La mayoría de las veces lo que destroza una amistad son las pequeñas traiciones, las falsedades mezquinas que perpetra uno de esos a los que consideras amigo pero del que ya no sabes si puedes fiarte. Porque las grandes mentiras y los hechos trágicos sólo suceden en las producciones de Hollywood y, lo demás es ínfimo, peculiar, una minucia, un arañazo, una rozadura que deviene en decepción ardiente. Los grandes engaños se urden en las tragedias clásicas y en las novelas decimonónicas, y en nuestra vida, que suele ser ordinaria y pequeña excepto por dos o tres acontecimientos fundacionales, es en donde uno (o varios) de esos a los que llamaste amigos, cometen infamias ridículas, sin sentido.
La cualidad dolorosa de esas infamias se deriva, precisamente, de esa falta de sentido. Rozan la deslealtad, juguetean con la mentira, te miran a los ojos para jurarte que no, palabrita de Niño Jesús, que no irán, que no pueden ir, que qué más quisieran, pero que no pueden.

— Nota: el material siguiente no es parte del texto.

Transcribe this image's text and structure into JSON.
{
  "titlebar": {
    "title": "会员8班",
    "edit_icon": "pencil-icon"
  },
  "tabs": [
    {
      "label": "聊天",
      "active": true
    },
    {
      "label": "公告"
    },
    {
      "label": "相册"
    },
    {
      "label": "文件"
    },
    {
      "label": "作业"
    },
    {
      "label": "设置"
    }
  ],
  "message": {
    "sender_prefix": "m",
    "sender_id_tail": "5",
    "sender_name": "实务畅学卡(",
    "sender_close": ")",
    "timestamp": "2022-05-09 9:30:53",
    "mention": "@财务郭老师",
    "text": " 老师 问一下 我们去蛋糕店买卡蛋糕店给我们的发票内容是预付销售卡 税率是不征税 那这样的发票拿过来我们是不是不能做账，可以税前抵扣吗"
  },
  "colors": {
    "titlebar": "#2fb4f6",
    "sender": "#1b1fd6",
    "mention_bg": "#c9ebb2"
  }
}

O te prometen que no han ido, que cómo se te ocurre, que ni ganas, que sólo irán contigo, eso sí, cuando las ranas críen pelo, o tú puedas ir, que para algo sois amigos, ¿no?
También pueden pedirte perdón porque, claro, se han dado cuenta de que no te han ayudado, no, y la de veces que les has ayudado tú, pero cuando necesitaste de su ayuda no te hicieron caso, no, tenían que haberse implicado más, habérselo tomado en serio, pero tenían mucho lio, aunque no es excusa porque claro que sí, tenían que haberte ayudado, y para eso que acabas de hacer, no necesitas de su ayuda, ¿no?
Aunque, tal vez, lo que rompe una amistad es hacerle saber al otro o a la otra que su pequeña infamia ha sido descubierta.